Published 12:27 pm Friday, May 4, 2012

 

 

CHESAPEAKE — Is it leveling the playing field or penalizing a minority for their accomplishments?

Email newsletter signup

That was the question facing the Chesapeake Board of Education as it considered Thursday evening in a special session whether an elective class should be graded by the weighted method or not.

“You have three kids who have completed the course,” Dr. Kim Oxley, board member, said. “(Not to grade it weighted) you have taken away something they have achieved.”

However, Oxley was the lone voice for that position on the board.

“Taking the weight away is not as egregious as leaving it on,” board member Jerry Frye countered. “An elective is just that. We should not be in the business of dictating what electives to take. I don’t think any of them knew it would be weighted. If they had known it, they would have taken it.”

Typically the top grade in a class is listed as a 4.0. However in a class with a weighted method of grading the top grade becomes higher than a 4.0. Weighted grades are traditionally given to academically challenging courses such as calculus, physics or advanced literature classes.

Right now there are nine juniors tied for first place in their class. During the current school year juniors were offered the option of taking a speech class, an elective subject typically offered during the senior year only.

This time the class was being taught by a Chesapeake staff member and a professor from Ohio University Southern allowing all students to earn both high school and college credit. That made it a dual-credit class.

Thus it also became a weighted class because the school handbook states that dual-credit classes automatically earn weighted grades. Three of those nine juniors took the class. None of them knew it was a weighted class until this month.

“We all would have taken the speech class if we had known it was weighted,” Eric Sias, one of the juniors, said before the meeting. “Finding out a day before spring break is too late.”

Since OUS will offer the class again as a dual credit in the fall of 2012, the three juniors currently in the class offered what they considered a compromise by giving up 1/2 of their weighted grade. The other students could then take the same class for the same weighted credit in the fall.

“I feel this is the fairest option,” Nick Duffield, one of the three juniors, said after the meeting. “Taking off half the weight so they could have the option to take it.”

However, some of those on the other side said that option would create scheduling conflicts.

One parent at the meeting put the blame for the situation on the administration for not informing the students that the speech class would be weighted at the time they signed up for classes.

“Dr. Howard did not implement the policy correctly,” he said. “If you make an elective as weighted, that class is not an elective to them.”

Chesapeake Superintendent Scott Howard was not at the meeting because he was teaching a class elsewhere.

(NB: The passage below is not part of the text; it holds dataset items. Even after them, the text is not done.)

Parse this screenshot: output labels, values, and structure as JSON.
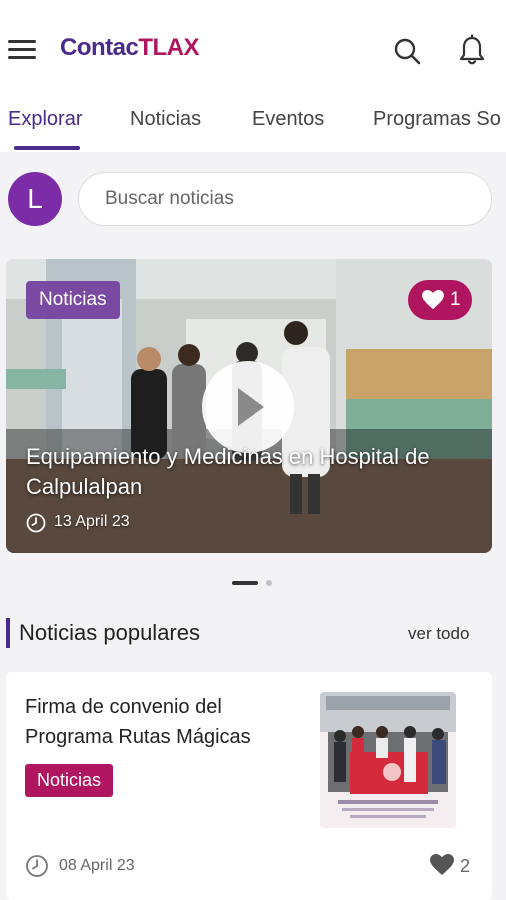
{
  "app": {
    "logo_part1": "Contac",
    "logo_part2": "TLAX"
  },
  "tabs": [
    {
      "label": "Explorar",
      "active": true
    },
    {
      "label": "Noticias"
    },
    {
      "label": "Eventos"
    },
    {
      "label": "Programas So"
    }
  ],
  "user": {
    "initial": "L"
  },
  "search": {
    "placeholder": "Buscar noticias"
  },
  "featured": {
    "category": "Noticias",
    "likes": "1",
    "title": "Equipamiento y Medicinas en Hospital de Calpulalpan",
    "date": "13 April 23"
  },
  "carousel": {
    "total": 2,
    "active": 0
  },
  "popular": {
    "section_title": "Noticias populares",
    "see_all": "ver todo",
    "items": [
      {
        "title": "Firma de convenio del Programa Rutas Mágicas",
        "category": "Noticias",
        "date": "08 April 23",
        "likes": "2"
      }
    ]
  },
  "colors": {
    "brand_purple": "#4a2a8a",
    "brand_magenta": "#b0165f",
    "avatar": "#7b2ca6",
    "badge_purple": "#7a4aa3"
  },
  "icons": [
    "menu-icon",
    "search-icon",
    "bell-icon",
    "heart-icon",
    "play-icon",
    "clock-icon"
  ]
}
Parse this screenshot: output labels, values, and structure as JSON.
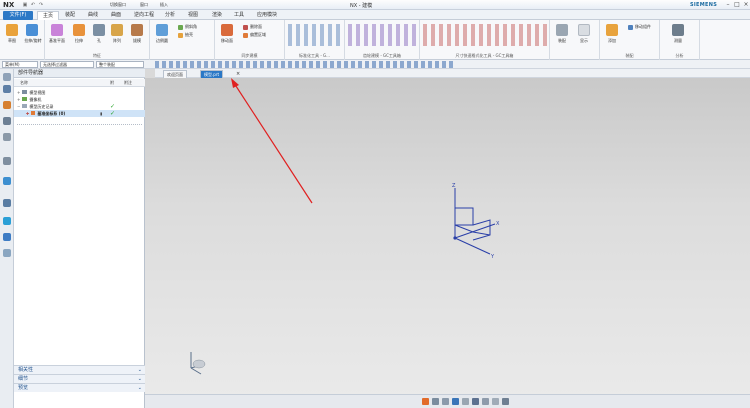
{
  "app": {
    "logo": "NX",
    "window_title": "NX - 建模",
    "brand": "SIEMENS",
    "quick_access": [
      "保存",
      "撤消",
      "重做",
      "切换窗口",
      "窗口",
      "插入"
    ]
  },
  "ribbon_tabs": {
    "file": "文件(F)",
    "items": [
      "主页",
      "装配",
      "曲线",
      "曲面",
      "逆向工程",
      "分析",
      "视图",
      "渲染",
      "工具",
      "应用模块"
    ],
    "active_index": 0
  },
  "ribbon": {
    "groups": [
      {
        "label": "",
        "buttons": [
          "草图",
          "拉伸/旋转"
        ]
      },
      {
        "label": "特征",
        "buttons": [
          "基准平面",
          "拉伸",
          "孔",
          "阵列",
          "拔模"
        ]
      },
      {
        "label": "",
        "buttons": [
          "边倒圆",
          "倒斜角",
          "抽壳"
        ]
      },
      {
        "label": "同步建模",
        "buttons": [
          "移动面",
          "删除面",
          "偏置区域"
        ]
      },
      {
        "label": "标准化工具 - G...",
        "buttons": []
      },
      {
        "label": "齿轮建模 - GC工具箱",
        "buttons": []
      },
      {
        "label": "尺寸快速格式化工具 - GC工具箱",
        "buttons": []
      },
      {
        "label": "",
        "buttons": [
          "装配",
          "显示"
        ]
      },
      {
        "label": "装配",
        "buttons": [
          "添加",
          "移动组件"
        ]
      },
      {
        "label": "分析",
        "buttons": [
          "测量"
        ]
      }
    ]
  },
  "toolbar": {
    "menu_label": "菜单(M)",
    "selection_filter": "无选择过滤器",
    "scope": "整个装配"
  },
  "graphics_tabs": [
    {
      "label": "欢迎页面",
      "active": false
    },
    {
      "label": "模型.prt",
      "active": true
    }
  ],
  "navigator": {
    "title": "部件导航器",
    "columns": [
      "名称",
      "附",
      "附注"
    ],
    "nodes": [
      {
        "label": "模型视图",
        "level": 1,
        "check": false
      },
      {
        "label": "摄像机",
        "level": 1,
        "check": false
      },
      {
        "label": "模型历史记录",
        "level": 1,
        "check": true
      },
      {
        "label": "基准坐标系 (0)",
        "level": 2,
        "check": true
      }
    ],
    "accordions": [
      "相关性",
      "细节",
      "预览"
    ]
  },
  "axes": {
    "x": "X",
    "y": "Y",
    "z": "Z"
  },
  "colors": {
    "accent": "#2b78c6",
    "graphics_bg_top": "#c9c9c9",
    "graphics_bg_bottom": "#eaeaea",
    "axis_color": "#2a3fa8",
    "arrow_color": "#e02020",
    "check_color": "#27a52b"
  }
}
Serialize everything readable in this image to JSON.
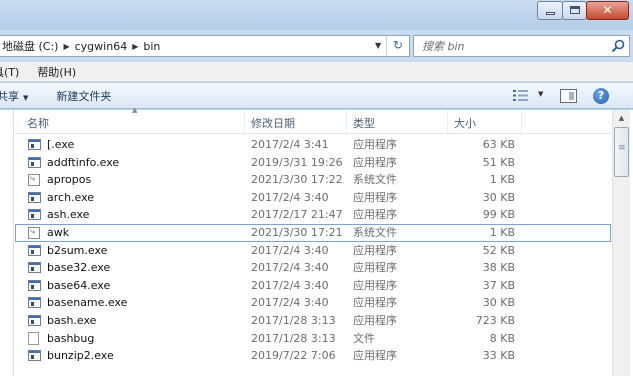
{
  "window_controls": {
    "minimize": "–",
    "maximize": "□",
    "close": "✕"
  },
  "address": {
    "crumbs": [
      "地磁盘 (C:)",
      "cygwin64",
      "bin"
    ],
    "refresh_glyph": "↻"
  },
  "search": {
    "placeholder": "搜索 bin"
  },
  "menu": [
    "具(T)",
    "帮助(H)"
  ],
  "toolbar": {
    "share": "共享",
    "new_folder": "新建文件夹",
    "help": "?"
  },
  "columns": {
    "name": "名称",
    "date": "修改日期",
    "type": "类型",
    "size": "大小"
  },
  "files": [
    {
      "name": "[.exe",
      "date": "2017/2/4 3:41",
      "type": "应用程序",
      "size": "63 KB",
      "icon": "exe"
    },
    {
      "name": "addftinfo.exe",
      "date": "2019/3/31 19:26",
      "type": "应用程序",
      "size": "51 KB",
      "icon": "exe"
    },
    {
      "name": "apropos",
      "date": "2021/3/30 17:22",
      "type": "系统文件",
      "size": "1 KB",
      "icon": "sys"
    },
    {
      "name": "arch.exe",
      "date": "2017/2/4 3:40",
      "type": "应用程序",
      "size": "30 KB",
      "icon": "exe"
    },
    {
      "name": "ash.exe",
      "date": "2017/2/17 21:47",
      "type": "应用程序",
      "size": "99 KB",
      "icon": "exe"
    },
    {
      "name": "awk",
      "date": "2021/3/30 17:21",
      "type": "系统文件",
      "size": "1 KB",
      "icon": "sys",
      "selected": true
    },
    {
      "name": "b2sum.exe",
      "date": "2017/2/4 3:40",
      "type": "应用程序",
      "size": "52 KB",
      "icon": "exe"
    },
    {
      "name": "base32.exe",
      "date": "2017/2/4 3:40",
      "type": "应用程序",
      "size": "38 KB",
      "icon": "exe"
    },
    {
      "name": "base64.exe",
      "date": "2017/2/4 3:40",
      "type": "应用程序",
      "size": "37 KB",
      "icon": "exe"
    },
    {
      "name": "basename.exe",
      "date": "2017/2/4 3:40",
      "type": "应用程序",
      "size": "30 KB",
      "icon": "exe"
    },
    {
      "name": "bash.exe",
      "date": "2017/1/28 3:13",
      "type": "应用程序",
      "size": "723 KB",
      "icon": "exe"
    },
    {
      "name": "bashbug",
      "date": "2017/1/28 3:13",
      "type": "文件",
      "size": "8 KB",
      "icon": "doc"
    },
    {
      "name": "bunzip2.exe",
      "date": "2019/7/22 7:06",
      "type": "应用程序",
      "size": "33 KB",
      "icon": "exe"
    }
  ]
}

In a three to one vote the board voted for its intention to remove the weight from this year’s speech class and next year’s. Oxley voted against that motion. The board must vote again before the change becomes official.

Howard had sent his recommendations via email wanting the board to remove one-half of the weight from this year’s class and putting one-half on the class in the fall. Oxley made the motion to accept that recommendation, but it died for lack of a second.

Currently there is a vacancy on the board following the resignation of Jerry Osborne. The board agreed to advertise for candidates to replace Osborne. It has until June 2 to find a new member. If it is unable to, the decision for a replacement goes to the Probate/Juvenile judge.

The board will meet in a special session on Monday to vote on whether it will make its intention permanent.